Newlyweds Atul (Reece Ritchie) and Vina (Amara Karan) find that even with a room of their own, living with his father and his larger-than-life personality puts a dampener to their efforts at intimacy and establishing a space for themselves. That is, they're not able to shag away like any normal newlyweds thanks to a scuttled honeymoon plan and having to bear with the presence of one over-enthusiastic, know-it-all, bumbling paternal unit skulking around the house and intruding at the most delicate moments.

Part bedroom farce, part domestic drama, All in Good Time is the sum of its creative parts: director Nigel Cole, who last put out Made in Dagenham and Calendar Girls — both agreeable dramedies set in working class North England, and Ayub Khan Din, whose East is East thrived on the intergenerational and cross-cultural dynamics in British Asian families.

It's hard to imagine how not getting any bootie in the first weeks of marriage would lead to a near-breakup but when the screenplay raises (and mocks) the traditional Indian stereotypes of familial obligations and expectations, one may start to understand the tremendous pressures, unspoken social codes and prejudices that younger generations of Asians have to face living with their parents, elders, and neighbours.

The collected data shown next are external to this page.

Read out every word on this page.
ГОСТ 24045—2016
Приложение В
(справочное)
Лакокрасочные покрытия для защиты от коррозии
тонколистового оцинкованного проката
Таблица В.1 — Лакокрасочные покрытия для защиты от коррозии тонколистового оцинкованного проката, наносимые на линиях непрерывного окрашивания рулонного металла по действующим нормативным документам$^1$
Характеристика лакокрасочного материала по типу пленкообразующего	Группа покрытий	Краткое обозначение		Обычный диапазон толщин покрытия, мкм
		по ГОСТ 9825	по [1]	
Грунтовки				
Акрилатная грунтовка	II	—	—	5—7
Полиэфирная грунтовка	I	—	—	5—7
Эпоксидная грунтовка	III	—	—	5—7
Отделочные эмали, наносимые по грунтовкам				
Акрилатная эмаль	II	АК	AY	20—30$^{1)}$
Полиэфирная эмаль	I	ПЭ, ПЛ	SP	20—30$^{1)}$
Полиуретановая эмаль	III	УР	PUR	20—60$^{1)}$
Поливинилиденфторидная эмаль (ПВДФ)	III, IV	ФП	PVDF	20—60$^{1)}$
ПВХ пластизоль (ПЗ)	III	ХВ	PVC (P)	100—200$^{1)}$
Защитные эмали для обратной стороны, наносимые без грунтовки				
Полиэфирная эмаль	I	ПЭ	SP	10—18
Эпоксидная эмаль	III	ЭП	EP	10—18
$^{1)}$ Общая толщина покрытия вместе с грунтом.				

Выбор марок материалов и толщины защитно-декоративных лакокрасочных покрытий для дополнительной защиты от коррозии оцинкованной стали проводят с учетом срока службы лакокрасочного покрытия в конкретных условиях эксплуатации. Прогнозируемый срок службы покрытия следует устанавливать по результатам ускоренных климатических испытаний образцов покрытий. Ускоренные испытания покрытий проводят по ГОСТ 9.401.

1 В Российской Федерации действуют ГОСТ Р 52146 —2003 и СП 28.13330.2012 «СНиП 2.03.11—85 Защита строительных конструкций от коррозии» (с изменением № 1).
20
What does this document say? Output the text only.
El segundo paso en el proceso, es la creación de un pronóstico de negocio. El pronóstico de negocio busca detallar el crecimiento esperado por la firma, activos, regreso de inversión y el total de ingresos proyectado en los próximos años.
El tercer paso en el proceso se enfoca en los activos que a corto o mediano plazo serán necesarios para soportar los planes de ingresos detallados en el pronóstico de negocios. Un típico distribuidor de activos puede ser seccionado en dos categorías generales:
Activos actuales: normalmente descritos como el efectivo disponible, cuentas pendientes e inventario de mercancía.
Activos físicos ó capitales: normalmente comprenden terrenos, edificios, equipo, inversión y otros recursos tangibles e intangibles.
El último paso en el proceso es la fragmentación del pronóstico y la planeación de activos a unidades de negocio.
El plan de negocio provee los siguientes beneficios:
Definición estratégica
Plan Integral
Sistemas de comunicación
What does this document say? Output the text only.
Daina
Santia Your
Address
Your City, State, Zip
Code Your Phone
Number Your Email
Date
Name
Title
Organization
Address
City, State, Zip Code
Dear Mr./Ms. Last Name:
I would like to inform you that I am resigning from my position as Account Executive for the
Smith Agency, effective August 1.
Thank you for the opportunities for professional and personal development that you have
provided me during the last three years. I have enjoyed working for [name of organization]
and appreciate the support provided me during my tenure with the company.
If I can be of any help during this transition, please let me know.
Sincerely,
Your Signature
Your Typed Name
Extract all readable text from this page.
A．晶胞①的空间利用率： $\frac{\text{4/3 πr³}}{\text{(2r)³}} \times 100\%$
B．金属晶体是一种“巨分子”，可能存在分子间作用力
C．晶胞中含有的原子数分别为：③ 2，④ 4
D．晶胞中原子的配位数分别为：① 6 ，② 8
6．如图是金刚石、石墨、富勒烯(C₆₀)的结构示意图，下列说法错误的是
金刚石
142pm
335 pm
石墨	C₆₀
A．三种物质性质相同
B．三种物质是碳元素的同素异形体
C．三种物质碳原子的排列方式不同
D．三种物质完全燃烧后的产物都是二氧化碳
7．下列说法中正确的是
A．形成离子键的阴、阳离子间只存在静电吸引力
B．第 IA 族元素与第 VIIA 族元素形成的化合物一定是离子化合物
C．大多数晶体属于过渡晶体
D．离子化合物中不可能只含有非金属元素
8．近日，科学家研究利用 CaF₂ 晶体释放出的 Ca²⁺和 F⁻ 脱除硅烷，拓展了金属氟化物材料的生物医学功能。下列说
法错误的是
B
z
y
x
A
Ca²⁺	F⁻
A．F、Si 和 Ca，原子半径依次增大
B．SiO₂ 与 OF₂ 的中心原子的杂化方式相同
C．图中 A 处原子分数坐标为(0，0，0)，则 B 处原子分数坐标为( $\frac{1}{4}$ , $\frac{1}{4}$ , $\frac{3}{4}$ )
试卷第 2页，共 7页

Given the very far-fetched conceit and the barely sketched newlyweds, it's natural that the film is very easily stolen by veterans Harish Patel and Meera Syal, who play the groom's long-loving parents. Their double act of a self-aggrandizing father whose antics are tolerated by a very patient and calm wife provide the constant comic relief to the bedroom farce that descends too fast into a drama, and serve as an emotional anchor to the film.

All in Good Time is yet another wholesome, uncontroversial British working class dramedy that stands on the strengths of its writer-director team.